Find 2 missing numbers in an array of integers with two missing values

Question

How do you do this? The values are unsorted but are of [1..n] Example array [3,1,2,5,7,8]. Answer: 4, 6

I saw this solution in

Answer 1

This method is not advisable as it suffers from integer overflow problems. So use XOR method to find the two numbers, which is highly performant. If you are interested i can explain.

As per the request from @ordinary below, i am explaining the algorithm:

EDIT

Suppose the maximum element of the array a[] is B i.e. suppose a[]={1,2,4} and here 3 and 5 are not present in a[] so max element is B=5.

• xor all the elements of the array a to X
• xor all the elements from 1 to B to x
• find the left most bit set of x by x = x &(~(x-1));
• Now if a[i] ^ x == x than xor a[i] to p else xor with q
• Now for all k from 1 to B if k ^ x == x than xor with p else xor with q
• Now print p and q

proof:

Let a = {1,2,4} and B is 5 i.e. from 1 to 5 the missing numbers are 3 and 5

Once we XOR elements of a and the numbers from 1 to 5 we left with XOR of 3 and 5 i.e. x.

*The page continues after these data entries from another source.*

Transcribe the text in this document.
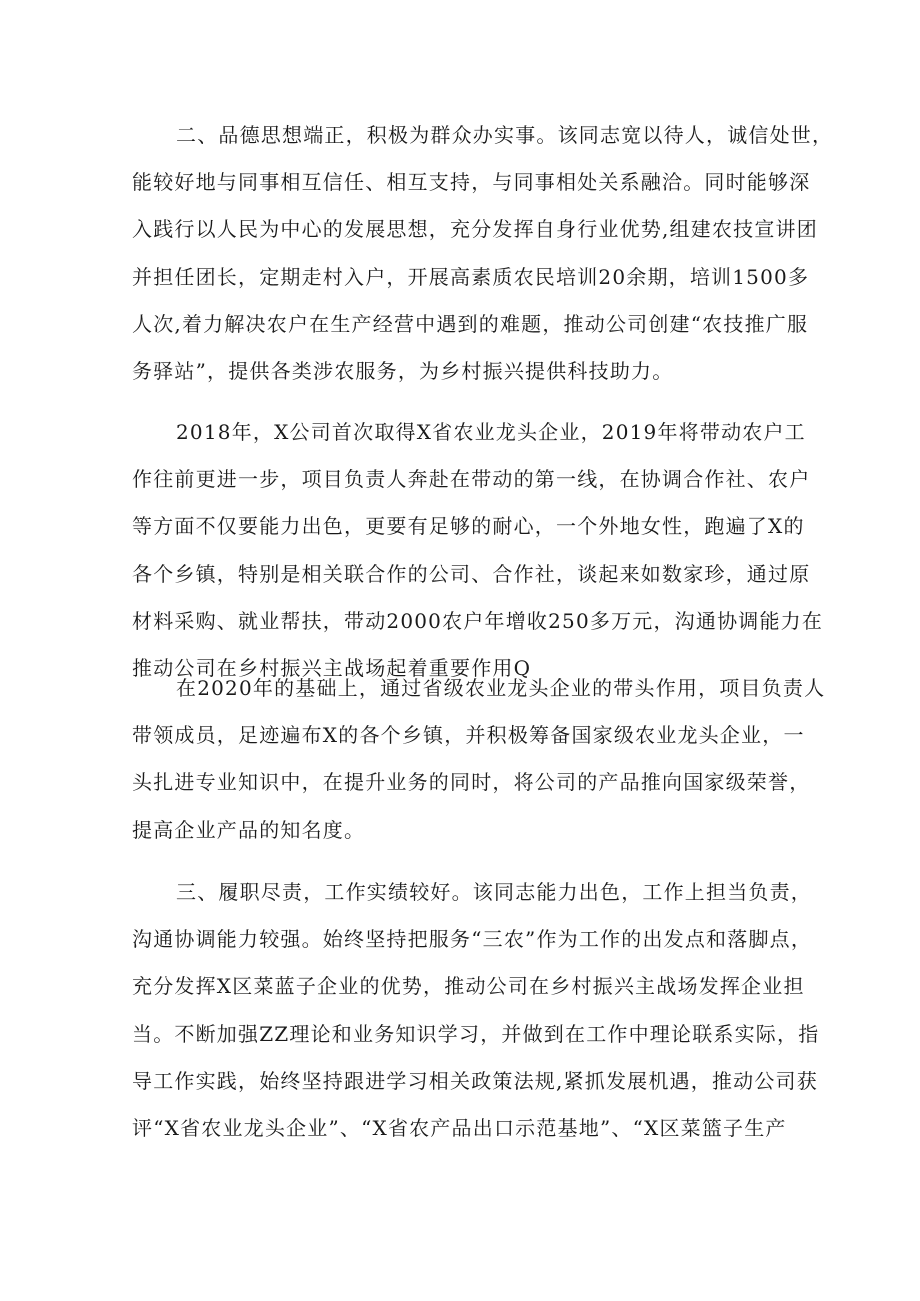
二、品德思想端正，积极为群众办实事。该同志宽以待人，诚信处世，
能较好地与同事相互信任、相互支持，与同事相处关系融洽。同时能够深
入践行以人民为中心的发展思想，充分发挥自身行业优势,组建农技宣讲团
并担任团长，定期走村入户，开展高素质农民培训20余期，培训1500多
人次,着力解决农户在生产经营中遇到的难题，推动公司创建“农技推广服
务驿站”，提供各类涉农服务，为乡村振兴提供科技助力。

2018年，X公司首次取得X省农业龙头企业，2019年将带动农户工
作往前更进一步，项目负责人奔赴在带动的第一线，在协调合作社、农户
等方面不仅要能力出色，更要有足够的耐心，一个外地女性，跑遍了X的
各个乡镇，特别是相关联合作的公司、合作社，谈起来如数家珍，通过原
材料采购、就业帮扶，带动2000农户年增收250多万元，沟通协调能力在
推动公司在乡村振兴主战场起着重要作用Q

在2020年的基础上，通过省级农业龙头企业的带头作用，项目负责人
带领成员，足迹遍布X的各个乡镇，并积极筹备国家级农业龙头企业，一
头扎进专业知识中，在提升业务的同时，将公司的产品推向国家级荣誉，
提高企业产品的知名度。

三、履职尽责，工作实绩较好。该同志能力出色，工作上担当负责，
沟通协调能力较强。始终坚持把服务“三农”作为工作的出发点和落脚点，
充分发挥X区菜蓝子企业的优势，推动公司在乡村振兴主战场发挥企业担
当。不断加强ZZ理论和业务知识学习，并做到在工作中理论联系实际，指
导工作实践，始终坚持跟进学习相关政策法规,紧抓发展机遇，推动公司获
评“X省农业龙头企业”、“X省农产品出口示范基地”、“X区菜篮子生产
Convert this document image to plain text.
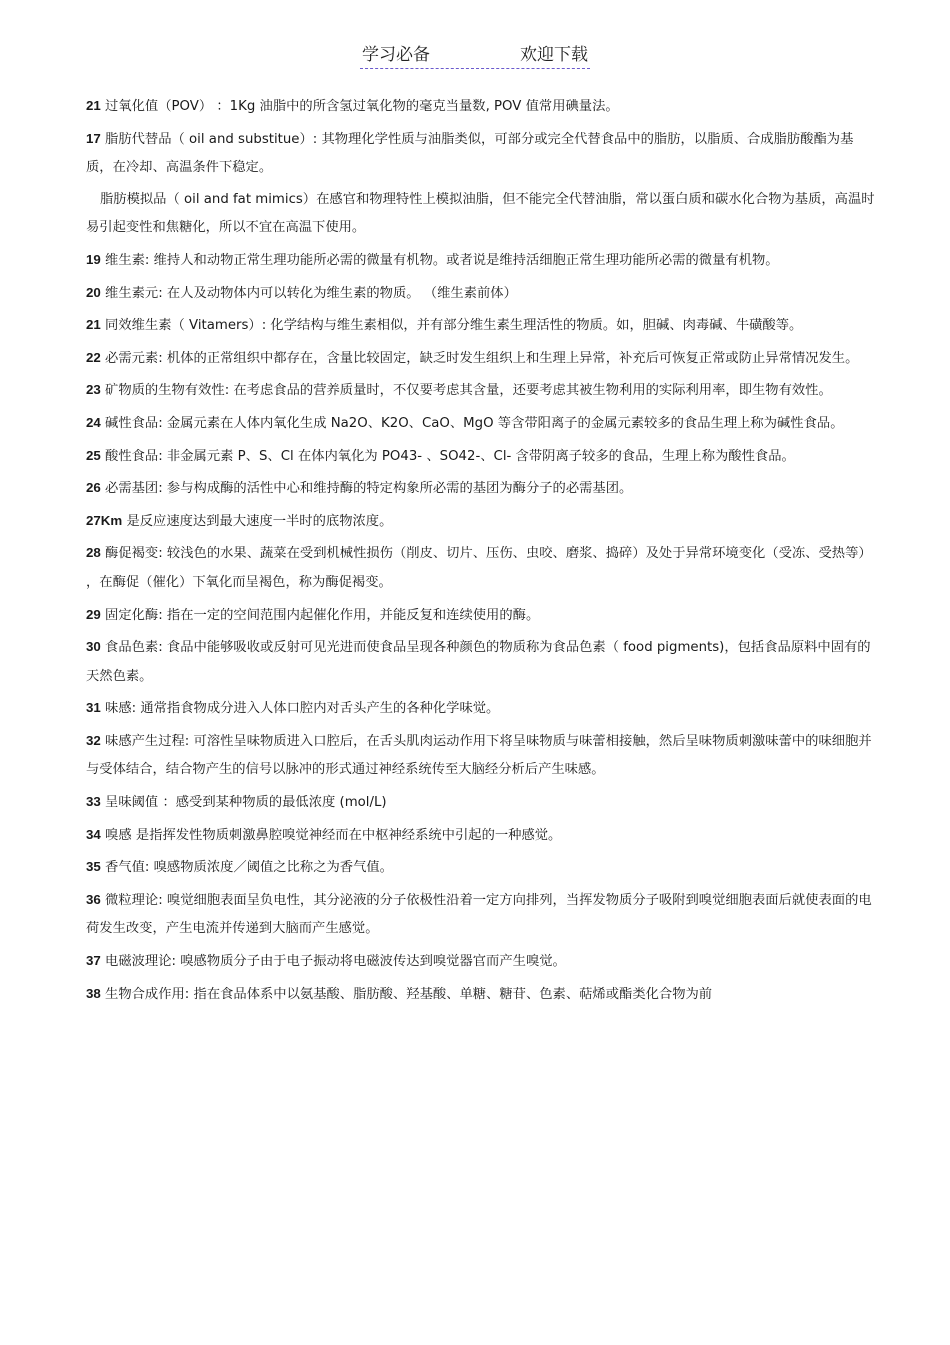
学习必备	欢迎下载

21 过氧化值（POV） ：1Kg 油脂中的所含氢过氧化物的毫克当量数, POV 值常用碘量法。

17 脂肪代替品（ oil and substitue）: 其物理化学性质与油脂类似，可部分或完全代替食品中的脂肪，以脂质、合成脂肪酸酯为基质，在冷却、高温条件下稳定。

脂肪模拟品（ oil and fat mimics）在感官和物理特性上模拟油脂，但不能完全代替油脂，常以蛋白质和碳水化合物为基质，高温时易引起变性和焦糖化，所以不宜在高温下使用。

19 维生素: 维持人和动物正常生理功能所必需的微量有机物。或者说是维持活细胞正常生理功能所必需的微量有机物。

20 维生素元: 在人及动物体内可以转化为维生素的物质。 （维生素前体）

21 同效维生素（ Vitamers）: 化学结构与维生素相似，并有部分维生素生理活性的物质。如，胆碱、肉毒碱、牛磺酸等。

22 必需元素: 机体的正常组织中都存在，含量比较固定，缺乏时发生组织上和生理上异常，补充后可恢复正常或防止异常情况发生。

23 矿物质的生物有效性: 在考虑食品的营养质量时，不仅要考虑其含量，还要考虑其被生物利用的实际利用率，即生物有效性。

24 碱性食品: 金属元素在人体内氧化生成 Na2O、K2O、CaO、MgO 等含带阳离子的金属元素较多的食品生理上称为碱性食品。

25 酸性食品: 非金属元素 P、S、Cl 在体内氧化为 PO43- 、SO42-、Cl- 含带阴离子较多的食品，生理上称为酸性食品。

26 必需基团: 参与构成酶的活性中心和维持酶的特定构象所必需的基团为酶分子的必需基团。

27Km 是反应速度达到最大速度一半时的底物浓度。

28 酶促褐变: 较浅色的水果、蔬菜在受到机械性损伤（削皮、切片、压伤、虫咬、磨浆、捣碎）及处于异常环境变化（受冻、受热等） ，在酶促（催化）下氧化而呈褐色，称为酶促褐变。

29 固定化酶: 指在一定的空间范围内起催化作用，并能反复和连续使用的酶。

30 食品色素: 食品中能够吸收或反射可见光进而使食品呈现各种颜色的物质称为食品色素（ food pigments)，包括食品原料中固有的天然色素。

31 味感: 通常指食物成分进入人体口腔内对舌头产生的各种化学味觉。

32 味感产生过程: 可溶性呈味物质进入口腔后，在舌头肌肉运动作用下将呈味物质与味蕾相接触，然后呈味物质刺激味蕾中的味细胞并与受体结合，结合物产生的信号以脉冲的形式通过神经系统传至大脑经分析后产生味感。

33 呈味阈值 ：感受到某种物质的最低浓度 (mol/L)

34 嗅感 是指挥发性物质刺激鼻腔嗅觉神经而在中枢神经系统中引起的一种感觉。

35 香气值: 嗅感物质浓度／阈值之比称之为香气值。

36 微粒理论: 嗅觉细胞表面呈负电性，其分泌液的分子依极性沿着一定方向排列，当挥发物质分子吸附到嗅觉细胞表面后就使表面的电荷发生改变，产生电流并传递到大脑而产生感觉。

37 电磁波理论: 嗅感物质分子由于电子振动将电磁波传达到嗅觉器官而产生嗅觉。

38 生物合成作用: 指在食品体系中以氨基酸、脂肪酸、羟基酸、单糖、糖苷、色素、萜烯或酯类化合物为前
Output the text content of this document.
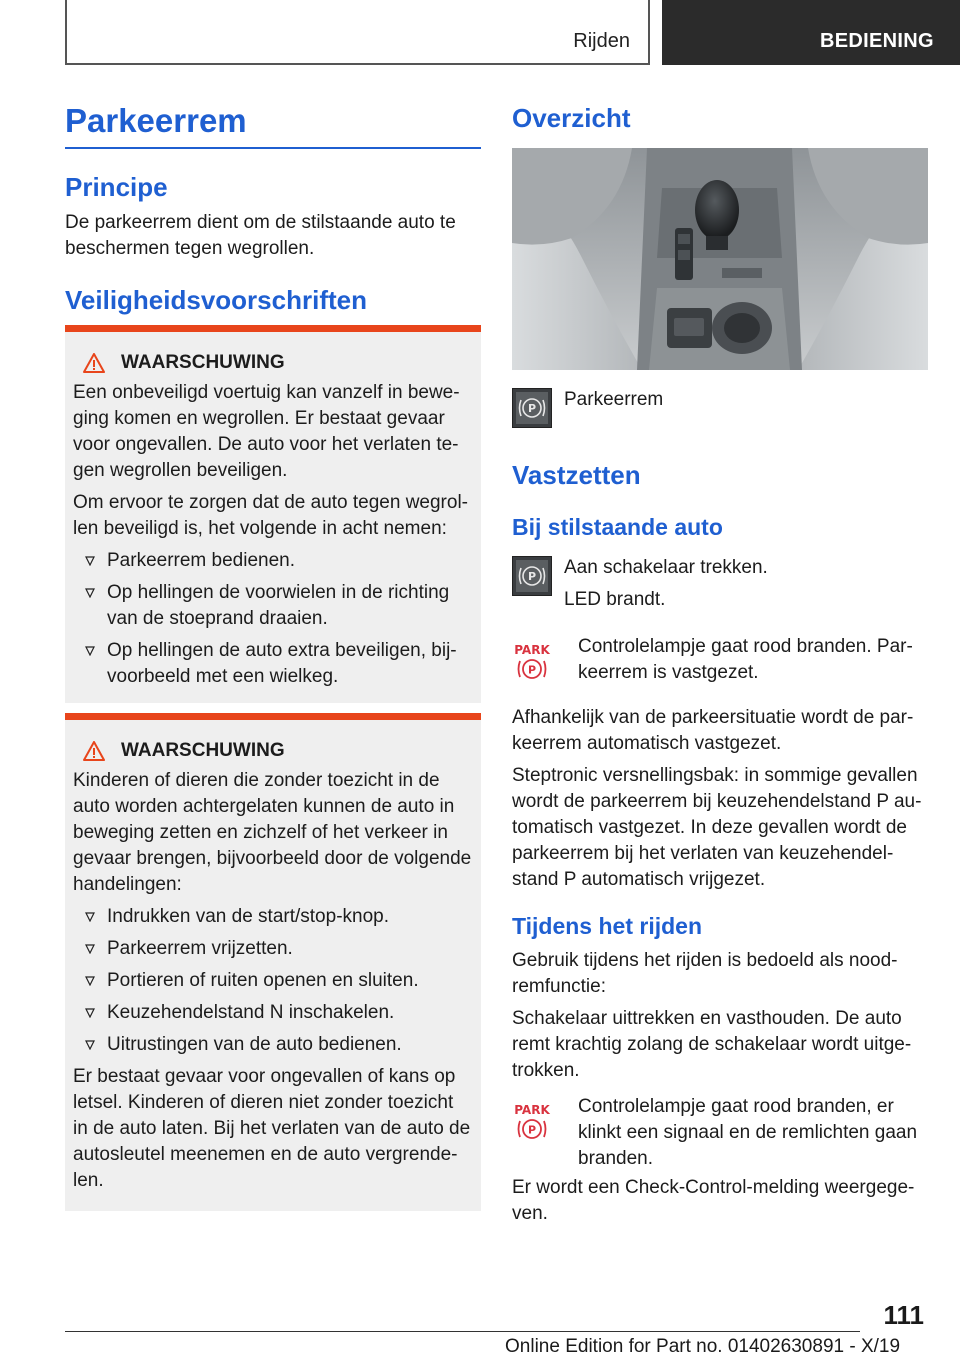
Rijden	BEDIENING
Parkeerrem
Principe
De parkeerrem dient om de stilstaande auto te beschermen tegen wegrollen.
Veiligheidsvoorschriften
WAARSCHUWING

Een onbeveiligd voertuig kan vanzelf in bewe-ging komen en wegrollen. Er bestaat gevaar voor ongevallen. De auto voor het verlaten te-gen wegrollen beveiligen.

Om ervoor te zorgen dat de auto tegen wegrol-len beveiligd is, het volgende in acht nemen:

Parkeerrem bedienen.
Op hellingen de voorwielen in de richting van de stoeprand draaien.
Op hellingen de auto extra beveiligen, bij-voorbeeld met een wielkeg.
WAARSCHUWING

Kinderen of dieren die zonder toezicht in de auto worden achtergelaten kunnen de auto in beweging zetten en zichzelf of het verkeer in gevaar brengen, bijvoorbeeld door de volgende handelingen:

Indrukken van de start/stop-knop.
Parkeerrem vrijzetten.
Portieren of ruiten openen en sluiten.
Keuzehendelstand N inschakelen.
Uitrustingen van de auto bedienen.

Er bestaat gevaar voor ongevallen of kans op letsel. Kinderen of dieren niet zonder toezicht in de auto laten. Bij het verlaten van de auto de autosleutel meenemen en de auto vergrende-len.

Overzicht
P Parkeerrem
Vastzetten
Bij stilstaande auto
P Aan schakelaar trekken.
LED brandt.
PARK
P
Controlelampje gaat rood branden. Par-keerrem is vastgezet.

Afhankelijk van de parkeersituatie wordt de par-keerrem automatisch vastgezet.

Steptronic versnellingsbak: in sommige gevallen wordt de parkeerrem bij keuzehendelstand P au-tomatisch vastgezet. In deze gevallen wordt de parkeerrem bij het verlaten van keuzehendel-stand P automatisch vrijgezet.

Tijdens het rijden

Gebruik tijdens het rijden is bedoeld als nood-remfunctie:

Schakelaar uittrekken en vasthouden. De auto remt krachtig zolang de schakelaar wordt uitge-trokken.

PARK
P
Controlelampje gaat rood branden, er klinkt een signaal en de remlichten gaan branden.

Er wordt een Check-Control-melding weergege-ven.

111
Online Edition for Part no. 01402630891 - X/19
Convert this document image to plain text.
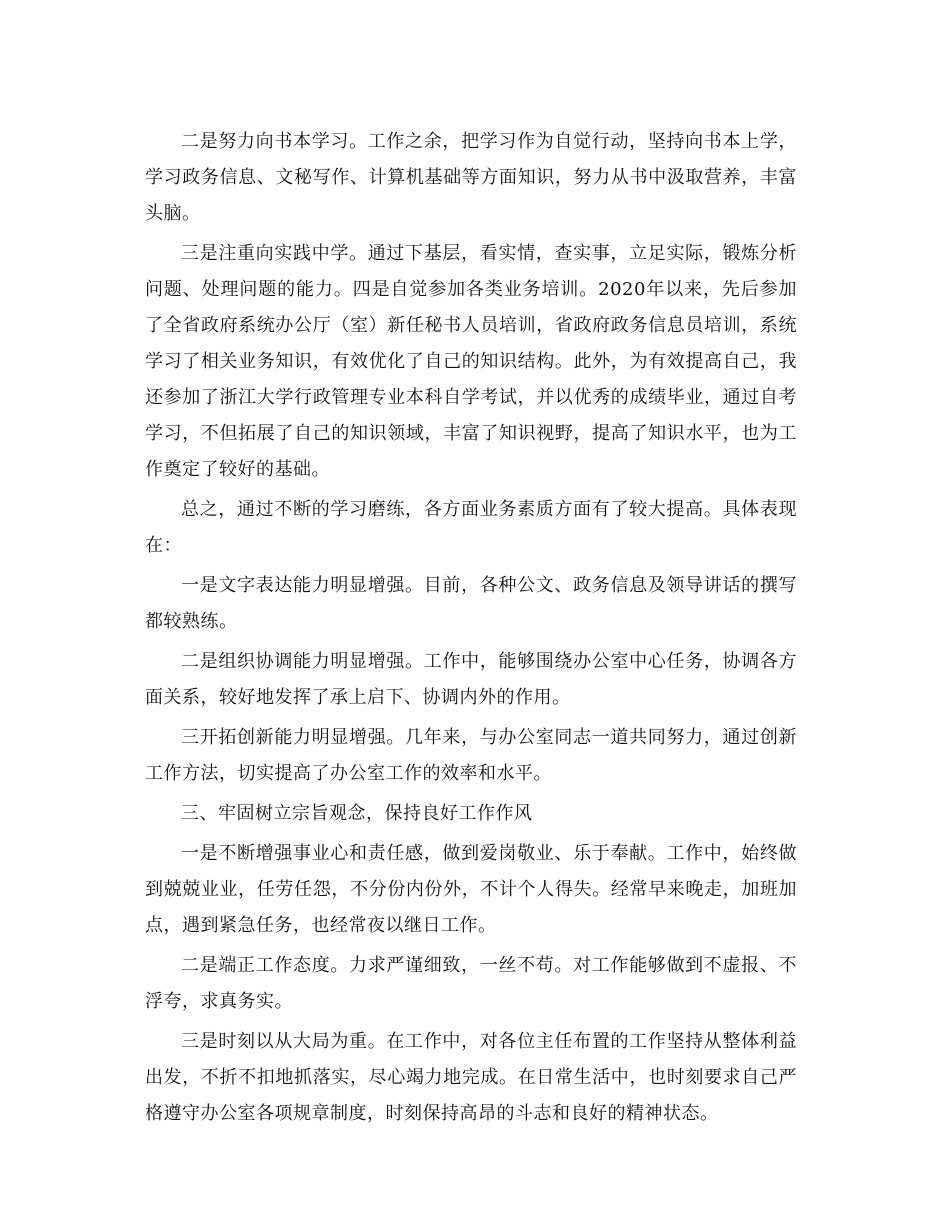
二是努力向书本学习。工作之余，把学习作为自觉行动，坚持向书本上学，学习政务信息、文秘写作、计算机基础等方面知识，努力从书中汲取营养，丰富头脑。

三是注重向实践中学。通过下基层，看实情，查实事，立足实际，锻炼分析问题、处理问题的能力。四是自觉参加各类业务培训。2020年以来，先后参加了全省政府系统办公厅（室）新任秘书人员培训，省政府政务信息员培训，系统学习了相关业务知识，有效优化了自己的知识结构。此外，为有效提高自己，我还参加了浙江大学行政管理专业本科自学考试，并以优秀的成绩毕业，通过自考学习，不但拓展了自己的知识领域，丰富了知识视野，提高了知识水平，也为工作奠定了较好的基础。

总之，通过不断的学习磨练，各方面业务素质方面有了较大提高。具体表现在：

一是文字表达能力明显增强。目前，各种公文、政务信息及领导讲话的撰写都较熟练。

二是组织协调能力明显增强。工作中，能够围绕办公室中心任务，协调各方面关系，较好地发挥了承上启下、协调内外的作用。

三开拓创新能力明显增强。几年来，与办公室同志一道共同努力，通过创新工作方法，切实提高了办公室工作的效率和水平。

三、牢固树立宗旨观念，保持良好工作作风

一是不断增强事业心和责任感，做到爱岗敬业、乐于奉献。工作中，始终做到兢兢业业，任劳任怨，不分份内份外，不计个人得失。经常早来晚走，加班加点，遇到紧急任务，也经常夜以继日工作。

二是端正工作态度。力求严谨细致，一丝不苟。对工作能够做到不虚报、不浮夸，求真务实。

三是时刻以从大局为重。在工作中，对各位主任布置的工作坚持从整体利益出发，不折不扣地抓落实，尽心竭力地完成。在日常生活中，也时刻要求自己严格遵守办公室各项规章制度，时刻保持高昂的斗志和良好的精神状态。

Now when we find the leftmost bit set of x it is nothing but the left most different bit among 3 and 5. (3--> 011, 5 --> 101 and x = 010 where x = 3 ^ 5)

After this we are trying to divide into two groups according to the bit set of x so the two groups will be:

p = 2 , 2 , 3 (all has the 2nd last bit set)

q = 1, 1, 4, 4, 5 (all has the 2nd last bit unset)

if we XOR the elements of p among themselves we will find 3 and similarly if we xor all the elements of q among themselves than we will get 5. Hence the answer.

code in java

public void findNumbers(int[] a, int B){
    int x=0;
    for(int i=0; i